MAXVILLE — If the clock could turn back 130 years, try to imagine the cattle show at the Maxville Fair, farmers from the outlying areas would converge on Maxville, walking behind their cattle, taking them to the grounds to be shown.
The cows and bulls would be taken right out of the barn or pasture and shown “as is.” Compared to present day preparation where each animal is washed many times, clipped to perfection and taught to lead so that they march along with their leadsman with poise and grace. They are housed in barns, instead of being tied to fences outside. There were certainly no halters and farmers would throw a rope around the horns and show them that way.

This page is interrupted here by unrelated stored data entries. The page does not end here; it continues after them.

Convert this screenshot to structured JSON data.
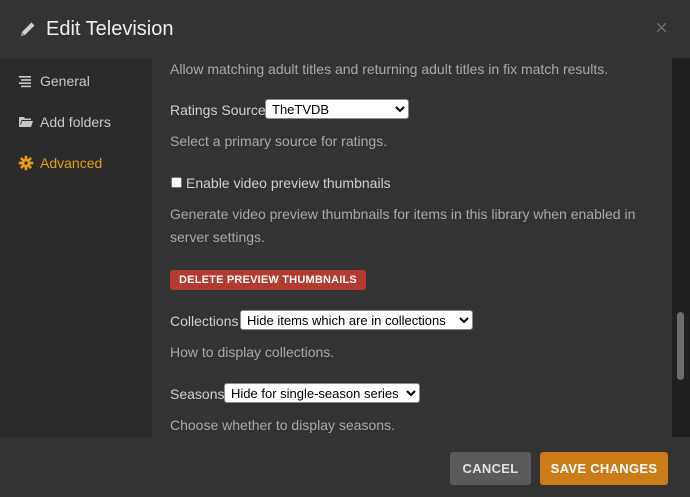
{
  "header": {
    "title": "Edit Television",
    "close_glyph": "×"
  },
  "sidebar": {
    "items": [
      {
        "label": "General",
        "icon": "list-icon",
        "active": false
      },
      {
        "label": "Add folders",
        "icon": "folder-icon",
        "active": false
      },
      {
        "label": "Advanced",
        "icon": "gear-icon",
        "active": true
      }
    ]
  },
  "content": {
    "adult_help": "Allow matching adult titles and returning adult titles in fix match results.",
    "ratings_source": {
      "label": "Ratings Source",
      "value": "TheTVDB",
      "help": "Select a primary source for ratings."
    },
    "video_preview": {
      "label": "Enable video preview thumbnails",
      "checked": false,
      "help_line1": "Generate video preview thumbnails for items in this library when enabled in",
      "help_line2": "server settings."
    },
    "delete_button": "DELETE PREVIEW THUMBNAILS",
    "collections": {
      "label": "Collections",
      "value": "Hide items which are in collections",
      "help": "How to display collections."
    },
    "seasons": {
      "label": "Seasons",
      "value": "Hide for single-season series",
      "help": "Choose whether to display seasons."
    }
  },
  "footer": {
    "cancel": "CANCEL",
    "save": "SAVE CHANGES"
  },
  "colors": {
    "accent": "#e5a00d",
    "save": "#cc7b19",
    "danger": "#b33a2e"
  }
}
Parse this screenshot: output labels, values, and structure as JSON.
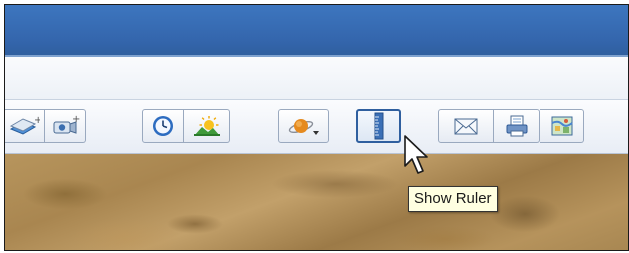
{
  "window": {
    "colors": {
      "titlebar": "#3466ad",
      "toolbar": "#eef2f8",
      "tooltip_bg": "#ffffe1"
    }
  },
  "toolbar": {
    "buttons": [
      {
        "name": "add-placemark-button",
        "icon": "layer-plus-icon"
      },
      {
        "name": "add-tour-button",
        "icon": "camera-plus-icon"
      },
      {
        "name": "historical-imagery-button",
        "icon": "clock-icon"
      },
      {
        "name": "sunlight-button",
        "icon": "sunrise-icon"
      },
      {
        "name": "switch-planet-button",
        "icon": "planet-icon"
      },
      {
        "name": "show-ruler-button",
        "icon": "ruler-icon",
        "active": true
      },
      {
        "name": "email-button",
        "icon": "envelope-icon"
      },
      {
        "name": "print-button",
        "icon": "printer-icon"
      },
      {
        "name": "view-in-maps-button",
        "icon": "map-icon"
      }
    ]
  },
  "tooltip": {
    "text": "Show Ruler"
  },
  "cursor": {
    "icon": "arrow-cursor-icon"
  }
}
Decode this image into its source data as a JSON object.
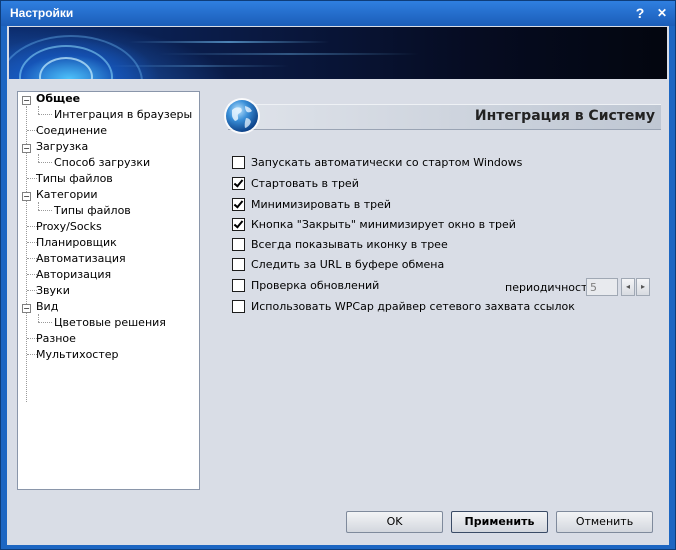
{
  "window": {
    "title": "Настройки",
    "help_label": "?",
    "close_label": "✕"
  },
  "tree": {
    "items": [
      {
        "label": "Общее"
      },
      {
        "label": "Интеграция в браузеры"
      },
      {
        "label": "Соединение"
      },
      {
        "label": "Загрузка"
      },
      {
        "label": "Способ загрузки"
      },
      {
        "label": "Типы файлов"
      },
      {
        "label": "Категории"
      },
      {
        "label": "Типы файлов"
      },
      {
        "label": "Proxy/Socks"
      },
      {
        "label": "Планировщик"
      },
      {
        "label": "Автоматизация"
      },
      {
        "label": "Авторизация"
      },
      {
        "label": "Звуки"
      },
      {
        "label": "Вид"
      },
      {
        "label": "Цветовые решения"
      },
      {
        "label": "Разное"
      },
      {
        "label": "Мультихостер"
      }
    ],
    "expand_glyph": "−"
  },
  "panel": {
    "title": "Интеграция в Систему",
    "icon": "globe-icon"
  },
  "options": [
    {
      "label": "Запускать автоматически со стартом Windows",
      "checked": false
    },
    {
      "label": "Стартовать в трей",
      "checked": true
    },
    {
      "label": "Минимизировать в трей",
      "checked": true
    },
    {
      "label": "Кнопка \"Закрыть\" минимизирует окно в трей",
      "checked": true
    },
    {
      "label": "Всегда показывать иконку в трее",
      "checked": false
    },
    {
      "label": "Следить за URL в буфере обмена",
      "checked": false
    },
    {
      "label": "Проверка обновлений",
      "checked": false
    },
    {
      "label": "Использовать WPCap драйвер сетевого захвата ссылок",
      "checked": false
    }
  ],
  "update_period": {
    "label": "периодичность",
    "value": "5",
    "dec_glyph": "◂",
    "inc_glyph": "▸"
  },
  "buttons": {
    "ok": "OK",
    "apply": "Применить",
    "cancel": "Отменить"
  },
  "colors": {
    "title_bar": "#1b5db8",
    "client_bg": "#d9dde6"
  }
}
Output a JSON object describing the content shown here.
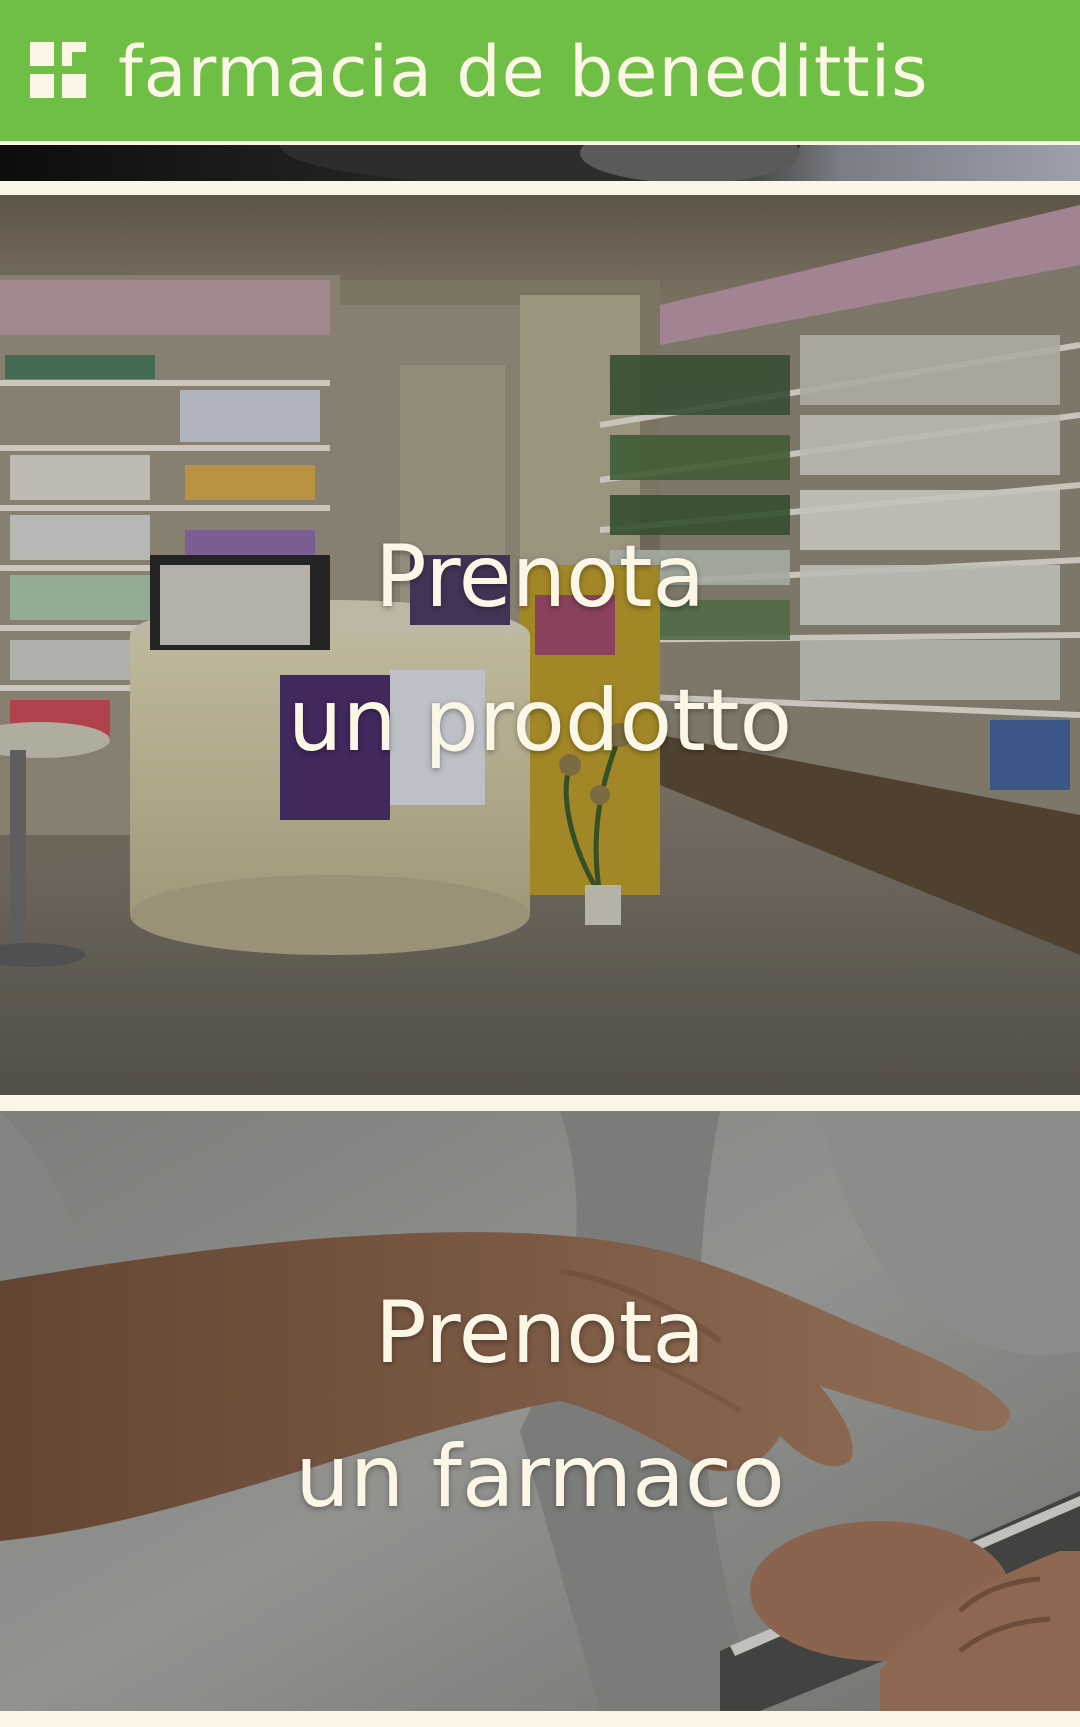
{
  "header": {
    "brand": "farmacia de benedittis",
    "logo_icon": "pharmacy-squares-logo",
    "brand_color": "#6fbe45"
  },
  "cards": [
    {
      "line1": "Prenota",
      "line2": "un prodotto",
      "image": "pharmacy-store-interior"
    },
    {
      "line1": "Prenota",
      "line2": "un farmaco",
      "image": "hand-using-tablet"
    }
  ]
}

The breeds shown in the early years were the Durhams, Ayshires, Holsteins and Jerseys. Very few of the animals were registered so grades were also shown in great numbers. In a newspaper dated 1891 the crowd at the Maxville Fair cattle show was reported to be over 2,000 people.
For many years the show was held in front of the old barn in a beautiful tree-lined area. This was a most appealing show-ring, but as the fair dates were moved up to the end of May, weather conditions were unpredictable and many times the exhibitors had to show in the rain or very cold weather. Thus, negotiations were started with the Arena Board and the show was moved indoors to the ice surface of the arena.
The Cattle Committee of the Kenyon Agricultural Society (KAS) is to be commended for its ongoing commitment to hosting a world class event. Make sure to check it out at the Maxville Fair Holstein Show on Sat., June 23.